烈日吹冰提示您:看后求收藏(詩鼎小說網網m.gzstf.cn),接著再看更方便。
車子轉入一條兩旁栽著落了葉的梧桐的街道。
枝椏光禿禿地伸向灰白的天空,透著冬日的蕭瑟。
一棟外觀低調、帶著些民國風情的二層小樓出現在眼前。
門臉不大,黑鐵招牌上刻著花體英文店名。
“易先生,就是這兒了。沈老師在二樓的包廂,‘聽雪’,您直接上去就好。”小方停好車,指了指那扇厚重的木門。
易懷景道了聲謝,推門下車。
冬日的寒氣立刻包裹過來。
身上的夾克很單薄,他微微打了個寒顫。
也不知道是因為冷,還是緊張。
易懷景站在咖啡館門口,深吸了一口凜冽的空氣,推開沉重的木門。
門內是另一個世界。
暖意融融,空氣中浮動著現磨咖啡的醇厚香氣和淡淡的木質熏香。
一樓零星坐著幾位客人,低語聲和輕柔的音樂混在一起。
服務員問過包廂名,態度很好地帶他往樓上去。
樓梯是舊式的那種木樓梯,木板制,中間還有很大的縫隙,踩上去會發出輕微的吱呀聲。
每踩下去一步,易懷景的心就重重地跳一下。
二樓更顯靜謐,幾乎沒有人聲,只能聽見他和服務員的腳步聲。
走到盡頭的包廂門處,服務員沖他微微彎了個腰,便離開了。
門上掛著小木牌,正是“聽雪”二字。
他在門前站定,手指蜷起又松開,掌心一片濕冷。
明明前幾天還在屏幕前,一遍一遍放大他的臉,用ps一寸一寸修他的圖;
明明昨天半夜,還夢到些光怪陸離、醒來只余悵然的碎片;
明明過去的一千多天,這個人的影像、聲音、被媒體反復分析解讀的每一面,都無孔不入地填充著他生活的縫隙。
可現在,這扇門后,是活生生的、呼吸著的沈瀲川。
他依舊感到陌生與緊張。
不再給自己猶豫的時間,易懷景抬手,輕輕叩響了門。
“請進。

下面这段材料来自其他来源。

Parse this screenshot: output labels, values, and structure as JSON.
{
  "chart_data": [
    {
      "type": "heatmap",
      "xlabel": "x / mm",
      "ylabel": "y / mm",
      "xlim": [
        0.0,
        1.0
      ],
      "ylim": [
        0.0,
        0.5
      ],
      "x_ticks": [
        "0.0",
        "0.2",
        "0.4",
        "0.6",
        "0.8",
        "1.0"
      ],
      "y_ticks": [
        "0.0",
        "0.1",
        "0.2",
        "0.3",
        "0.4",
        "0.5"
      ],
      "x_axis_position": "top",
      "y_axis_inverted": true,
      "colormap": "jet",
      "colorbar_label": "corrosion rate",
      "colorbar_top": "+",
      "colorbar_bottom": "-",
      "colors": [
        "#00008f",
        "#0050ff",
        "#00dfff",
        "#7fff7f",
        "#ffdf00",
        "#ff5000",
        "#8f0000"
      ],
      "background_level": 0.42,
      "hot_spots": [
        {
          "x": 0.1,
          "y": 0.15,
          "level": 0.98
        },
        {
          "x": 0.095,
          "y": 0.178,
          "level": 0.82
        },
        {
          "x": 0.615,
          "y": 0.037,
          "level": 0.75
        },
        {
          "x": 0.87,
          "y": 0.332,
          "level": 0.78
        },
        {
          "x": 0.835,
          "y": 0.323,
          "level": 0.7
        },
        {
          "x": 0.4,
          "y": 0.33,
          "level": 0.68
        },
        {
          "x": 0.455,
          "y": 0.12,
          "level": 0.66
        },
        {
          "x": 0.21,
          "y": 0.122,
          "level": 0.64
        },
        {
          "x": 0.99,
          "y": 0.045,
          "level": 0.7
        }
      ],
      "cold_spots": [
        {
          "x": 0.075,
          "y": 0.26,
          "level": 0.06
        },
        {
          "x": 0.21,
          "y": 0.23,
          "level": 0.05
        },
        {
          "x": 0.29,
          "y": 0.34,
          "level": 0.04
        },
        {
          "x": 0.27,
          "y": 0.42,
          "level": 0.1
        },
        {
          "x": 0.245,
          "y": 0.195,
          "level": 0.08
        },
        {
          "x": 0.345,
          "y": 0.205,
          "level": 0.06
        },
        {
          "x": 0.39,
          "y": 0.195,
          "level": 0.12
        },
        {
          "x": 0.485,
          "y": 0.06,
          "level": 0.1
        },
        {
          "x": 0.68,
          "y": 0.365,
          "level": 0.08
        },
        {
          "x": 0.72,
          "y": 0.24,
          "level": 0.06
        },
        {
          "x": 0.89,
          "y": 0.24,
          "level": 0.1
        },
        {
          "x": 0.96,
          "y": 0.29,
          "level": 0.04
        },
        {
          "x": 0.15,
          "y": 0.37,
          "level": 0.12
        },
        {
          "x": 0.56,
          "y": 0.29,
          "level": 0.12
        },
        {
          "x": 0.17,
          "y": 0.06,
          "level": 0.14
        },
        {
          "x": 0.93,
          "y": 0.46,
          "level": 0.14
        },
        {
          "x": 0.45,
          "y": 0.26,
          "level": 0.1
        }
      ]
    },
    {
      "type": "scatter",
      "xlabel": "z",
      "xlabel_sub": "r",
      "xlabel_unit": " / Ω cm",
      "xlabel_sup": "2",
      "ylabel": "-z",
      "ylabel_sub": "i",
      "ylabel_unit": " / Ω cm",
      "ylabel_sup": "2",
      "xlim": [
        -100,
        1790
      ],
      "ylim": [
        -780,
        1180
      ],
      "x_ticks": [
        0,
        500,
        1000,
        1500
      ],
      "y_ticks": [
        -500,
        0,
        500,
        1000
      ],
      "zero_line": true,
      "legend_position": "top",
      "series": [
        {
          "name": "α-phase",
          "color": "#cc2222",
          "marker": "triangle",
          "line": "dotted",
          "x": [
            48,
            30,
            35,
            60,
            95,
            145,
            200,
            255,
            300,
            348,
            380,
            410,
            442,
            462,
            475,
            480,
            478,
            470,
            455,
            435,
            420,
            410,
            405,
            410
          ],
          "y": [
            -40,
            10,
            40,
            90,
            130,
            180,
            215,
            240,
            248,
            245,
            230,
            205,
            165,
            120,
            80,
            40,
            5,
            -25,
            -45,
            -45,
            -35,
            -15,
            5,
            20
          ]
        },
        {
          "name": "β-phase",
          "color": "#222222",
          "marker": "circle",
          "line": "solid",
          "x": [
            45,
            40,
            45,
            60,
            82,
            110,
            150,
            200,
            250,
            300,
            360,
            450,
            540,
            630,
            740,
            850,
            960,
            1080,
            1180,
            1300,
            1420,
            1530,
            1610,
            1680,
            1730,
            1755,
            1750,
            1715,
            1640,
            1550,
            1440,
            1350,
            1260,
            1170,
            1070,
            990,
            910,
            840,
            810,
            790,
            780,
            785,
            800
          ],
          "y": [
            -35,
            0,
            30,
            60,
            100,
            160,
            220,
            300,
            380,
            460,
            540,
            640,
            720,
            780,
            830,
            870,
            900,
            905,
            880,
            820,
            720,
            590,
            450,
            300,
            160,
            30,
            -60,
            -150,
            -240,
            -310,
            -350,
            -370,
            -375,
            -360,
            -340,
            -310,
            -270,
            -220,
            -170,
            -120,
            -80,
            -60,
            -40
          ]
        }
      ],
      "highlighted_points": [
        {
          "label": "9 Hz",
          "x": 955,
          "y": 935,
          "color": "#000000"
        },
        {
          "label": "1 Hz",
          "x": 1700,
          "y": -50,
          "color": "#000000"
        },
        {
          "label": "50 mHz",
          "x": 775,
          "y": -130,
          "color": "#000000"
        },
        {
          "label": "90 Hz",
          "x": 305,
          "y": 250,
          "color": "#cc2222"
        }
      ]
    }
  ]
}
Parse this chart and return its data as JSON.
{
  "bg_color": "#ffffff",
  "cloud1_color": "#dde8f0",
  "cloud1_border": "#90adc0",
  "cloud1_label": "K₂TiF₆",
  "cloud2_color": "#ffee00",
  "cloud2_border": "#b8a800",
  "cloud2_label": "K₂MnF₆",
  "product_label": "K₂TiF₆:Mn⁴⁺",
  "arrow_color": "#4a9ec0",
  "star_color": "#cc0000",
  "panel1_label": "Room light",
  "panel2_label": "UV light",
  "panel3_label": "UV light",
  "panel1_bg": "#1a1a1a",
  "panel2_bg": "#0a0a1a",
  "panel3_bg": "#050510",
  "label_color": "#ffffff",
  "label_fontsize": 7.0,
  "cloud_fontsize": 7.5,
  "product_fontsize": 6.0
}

”
包廂里面傳來聲音。
隔著門板,有些模糊,但那音色,易懷景絕不會錯認。
他擰動銅質的門把手,推門而入。
第41章 記得
包廂不大,布置得挺雅致。
一面是落地窗,窗外是光禿的梧桐枝椏和冬日淡薄的天空。
另一面墻是整排的書架。
房間中央擺著一張寬大的深色沙發,沈瀲川就坐在沙發里。
聞聲抬眼,看了過來。
時間,仿佛在那一刻被猛地拉長,又驟然壓縮。
屏幕中的影像、海報上的笑容、剪輯視頻里的動態……
在這一眼之下,統統褪色、虛化,成了粗糙的背景板。
取而代之的,是眼前這個具象的、擁有真實溫度和存在感的人。
沈瀲川穿著黑色的高領羊絨衫,外搭一件淺灰色的長大衣,隨意搭在沙發扶手上。
他看起來……比屏幕上更清瘦。
臉頰的線條越發清晰鋒利,下頜線流暢得像用刀裁過,是長期嚴苛自律、或許也默默承受著無數壓力留下的痕跡。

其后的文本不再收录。